Alla fine sono andato tra i saharawi. Da anni, si può dire da decenni, amici e compagni mi raccontavano i loro viaggi, abbiamo pubblicato molti reportage nonché lo straordinario lavoro di Patrizio Esposito, «Necessità dei volti», costruito con le foto tessera o di famiglia dei soldati marocchini uccisi durante la guerra. Ma vedere è meglio che sentir dire. Ci sono andato con una delegazione del Consiglio regionale del Lazio guidata dal presidente, Guido Milana, e di cui facevano parte altri consiglieri, tra i quali la nostra Anna Pizzo (ciascuno ha pagato il suo biglietto, sia chiaro). Il Consiglio laziale aveva raccolto una certa somma per ristrutturare una scuola, ha inaugurato una classe d'italiano, per la quale fornirà gli insegnanti, e si è impegnato a finanziare la tubatura che consentirebbe di portare l'acqua dai pozzi fino alle case di El Ayoun (o El Aaiun), una delle province della Repubblica araba saharawi democratica (Rasd). Così, abbiamo conversato con molta gente, incluso il presidente della Rasd, Abdelaziz; abbiamo visitato scuole e altri luoghi sociali; abbiamo attraversato il deserto (non le dune, ma il terreno pietroso delle zone liberate del Sahara Occidentale) fino al famoso Muro marocchino. Famoso? Non poi tanto. I media europei non ne parlano affatto. Eppure è il più lungo del mondo (quasi 2400 chilometri), il più sorvegliato (170 mila soldati marocchini), il più armato (5 milioni di mine) e il più costoso (mantenerlo costa ogni anno, si pensa, quasi 600 milioni di euro). I Muri, come sappiamo, sono simboli forti: a Berlino come a Nicosia, a Tijuana come in Palestina. Ma ignorare un sopruso di queste dimensioni è un simbolo ancora più forte. Pure, da decenni l'Onu dà ragione ai saharawi e cento paesi nel mondo riconoscono ufficialmente la Rasd. Però nessuno di questi paesi è europeo. Nemmeno l'Italia, che pure i saharawi giudicano il loro amico in Europa: i governi italiani hanno sempre votato a favore dei saharawi all'Onu e il nostro parlamento ha impegnato il governo a riconoscere la Rasd. Una piccola breccia nella Ue, dal punto di vista dei saharawi. Eppure, nulla si muove dal 1991, quando la tregua interruppe la guerra e entro due anni si sarebbe dovuto tenere un referendum per stabilire se l'ex colonia spagnola voleva diventare indipendente o restare sotto la sovranità marocchina.

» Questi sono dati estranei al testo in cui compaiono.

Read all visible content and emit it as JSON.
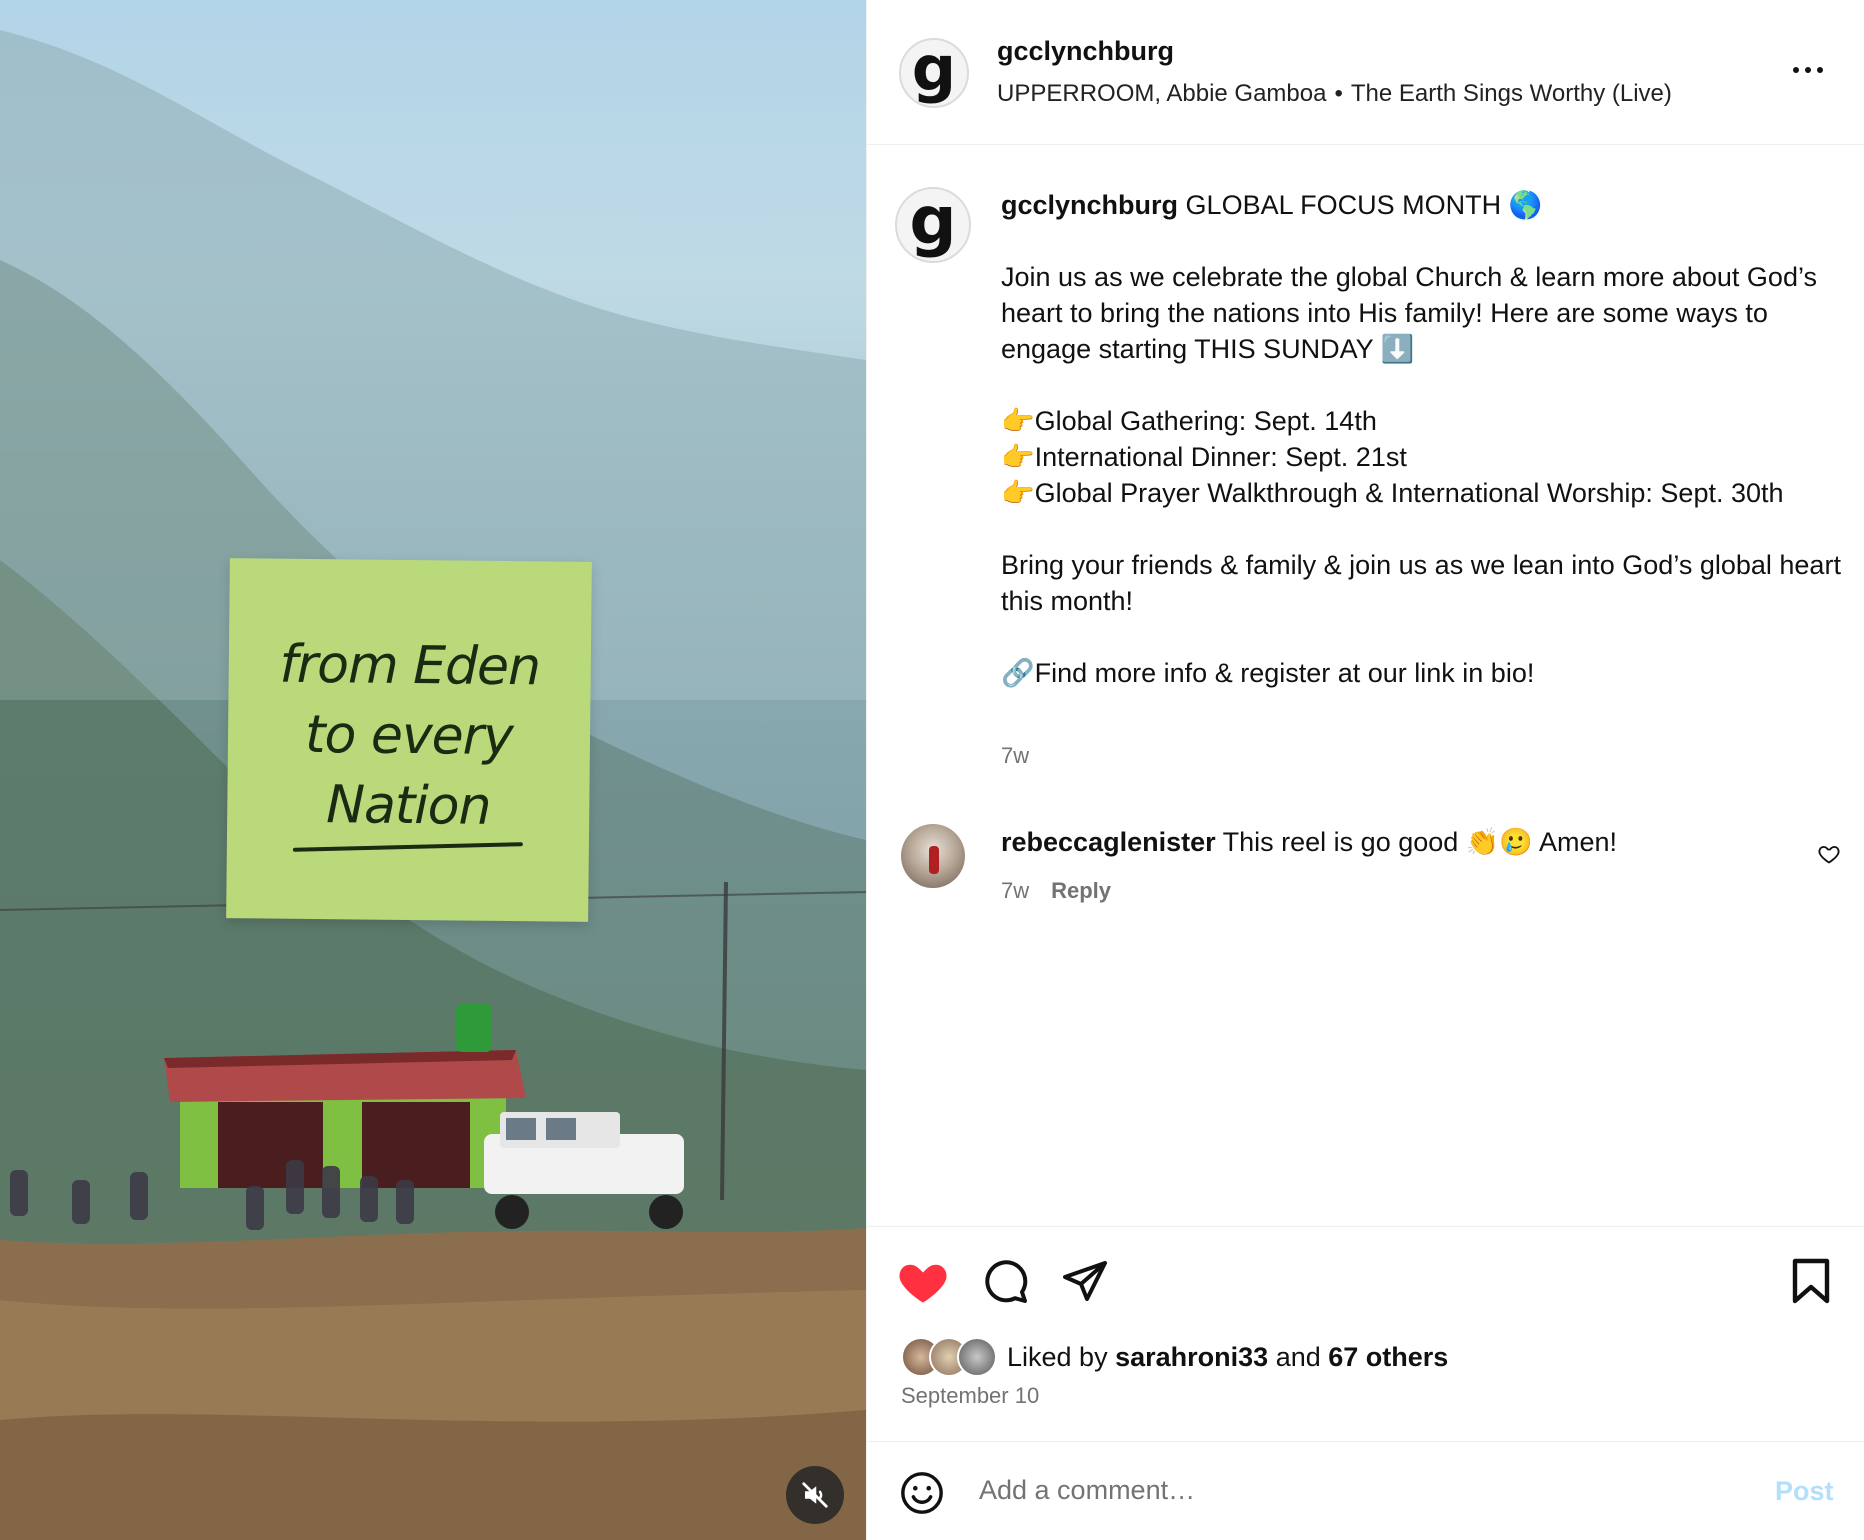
{
  "media": {
    "sticky_note": {
      "line1": "from Eden",
      "line2": "to every",
      "line3": "Nation"
    },
    "mute_icon": "speaker-muted-icon"
  },
  "header": {
    "avatar_letter": "g",
    "username": "gcclynchburg",
    "audio_artist": "UPPERROOM, Abbie Gamboa",
    "audio_separator": "•",
    "audio_title": "The Earth Sings Worthy (Live)",
    "more_icon": "more-options-icon"
  },
  "caption": {
    "avatar_letter": "g",
    "username": "gcclynchburg",
    "title": "GLOBAL FOCUS MONTH 🌎",
    "paragraph1": "Join us as we celebrate the global Church & learn more about God’s heart to bring the nations into His family! Here are some ways to engage starting THIS SUNDAY ⬇️",
    "item1": "👉Global Gathering: Sept. 14th",
    "item2": "👉International Dinner: Sept. 21st",
    "item3": "👉Global Prayer Walkthrough & International Worship: Sept. 30th",
    "paragraph3": "Bring your friends & family & join us as we lean into God’s global heart this month!",
    "paragraph4": "🔗Find more info & register at our link in bio!",
    "time": "7w"
  },
  "comment": {
    "username": "rebeccaglenister",
    "text": "This reel is go good 👏🥲 Amen!",
    "time": "7w",
    "reply_label": "Reply",
    "like_icon": "heart-outline-icon"
  },
  "actions": {
    "like_icon": "heart-filled-icon",
    "comment_icon": "comment-bubble-icon",
    "share_icon": "paper-plane-icon",
    "save_icon": "bookmark-icon",
    "like_color": "#ff3040",
    "liked_by_prefix": "Liked by",
    "liked_by_user": "sarahroni33",
    "liked_by_and": "and",
    "liked_by_others": "67 others",
    "date": "September 10"
  },
  "comment_box": {
    "emoji_icon": "smiley-icon",
    "placeholder": "Add a comment…",
    "post_label": "Post",
    "post_color": "#b2dffc"
  }
}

I saharawi aspettano ancora quel referendum. Sarebbe uno scandalo, non fosse che viviamo tutti sotto l'imperio della realpolitik: il Marocco è un alleato prezioso contro l'integralismo islamico e per frenare l'immigrazione «clandestina» dall'Africa, questo pensano i governi spagnolo e francese, e poi nel Sahara Occidentale ci sono i fosfato, la pesca, si cerca il petrolio «off shore»... E dunque la visita che in questi giorni l'inviato dell'Onu sta facendo nella zona non porterà probabilmente a nulla. La nomina del leader libico, Gheddafi, a presidente dell'Unione africana potrebbe suscitare qualche speranza. Il fatto è però che il Marocco e tutti gli altri regimi del Nord Africa sono complici dell'Unione europea. E per la visita di Milana a Abdelaziz, l'ambasciata marocchina in Italia ha perfino protestato.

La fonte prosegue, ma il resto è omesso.